Gak ada, mbak. Punya saya dipakai Ike.”
Yaudah, nih pakai aja. Ntar aku barengan sama Arum” kataku. Malam itu Ike terbangun karena mengeluh ngilu. Segera kami berikan minyak kayu putih padanya. Arum dan Bang Mett dengan cepat merespon keluhan Ike dan merawatnya.
Subuh kami bangun, sholat dan mulai memasak air panas. Tiga orang cewek keluar tenda dan membangunkan rekan yang tidur di luar dan segera menyuruh mereka masuk ke tenda.
Bang....masuk tenda gih..!Gantian... Kami mau masak,” kataku.
Aku, Arum, dan Irma bagi tugas untuk memasak. Aku memasak nasi, Irma meracik untuk sayur sop dan Arum meracik untuk tempe tepung-goreng.
Tak berapa lama bang Metthew muncul dan membantu kami memasak. Membantu dan bikin rusuh itu beda tipis.hahaha.

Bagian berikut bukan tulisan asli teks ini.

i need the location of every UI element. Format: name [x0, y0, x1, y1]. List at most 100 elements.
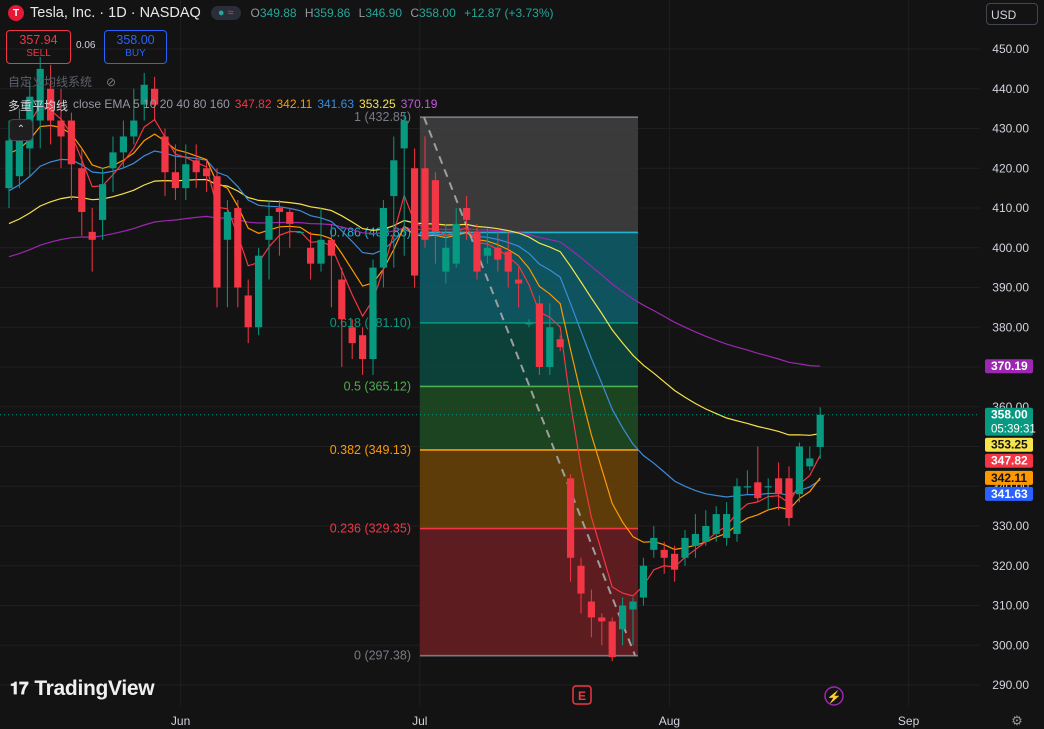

Gunung Sumbing, Sindoro tampak dari pos 1

Pos 1, lapak tenda kami


Sarapan telah siap. Kami membangunkan Ike, Bang Ponco, Bang Kampleng dan bang Bibir. Ike segera kami suguhi minuman hangat.
Minum dulu, Ike, biar badannya enak.”
Setelah selesai sarapan, kami packing untuk summit attack. Bang Mett yang sebelumnya sudah pernah muncak ke Merapi memutuskan tidak ikut bersama kami.
Gue gak ikut ya. Udah pernah sih. Gue jaga tenda aja.”
Yakin bang Mett, gak ikut? Kalo gitu ntar kita turun summit udah ada makan siang dong ya...” balas kami.
Iya deh, diusahakan, kalo bisa gue masakin, kalo gak ya udah, gue gak masak.” jawabnya pasrah.
Jam 8 pagi kami mulai start summit attack. Untuk mencapai puncak tentu dibutuhkan waktu yang lebih lama karena titik awal kami adalah pos 1. Aku sampai di Pasar Bubrah jam 10.30 WIB
Dari sekian etape menuju puncak Merapi, pos 1 ke pos 2 merupakan salah satu etape yang berat. Medan yang harus kami lalui berupa trek terjal bebatuan. Sepanjang jalur menuju pos 2 kaki dipaksa melangkah melewati batu cadas. Pemandangan Merbabu nan gagah di sebelah kanan membuat Aku, Arum dan Irma sering berhenti untuk mengabadikan moment. Saat mereka sibuk berfoto aku lantas mengatur nafasku yang sudah engap. Pagi yang cerah dengan pundak yang santai tanpa beban membuat kami berjalan dengan cepat. Saat bebatuan mulai habis itu berarti Pos 2 semakin dekat. Pos 2 merupakan salah satu spot mendirikan tenda. Tanah lumayan datar dan luas, serta masih terdapat vegetasi untuk berlindung dari terpaan angin.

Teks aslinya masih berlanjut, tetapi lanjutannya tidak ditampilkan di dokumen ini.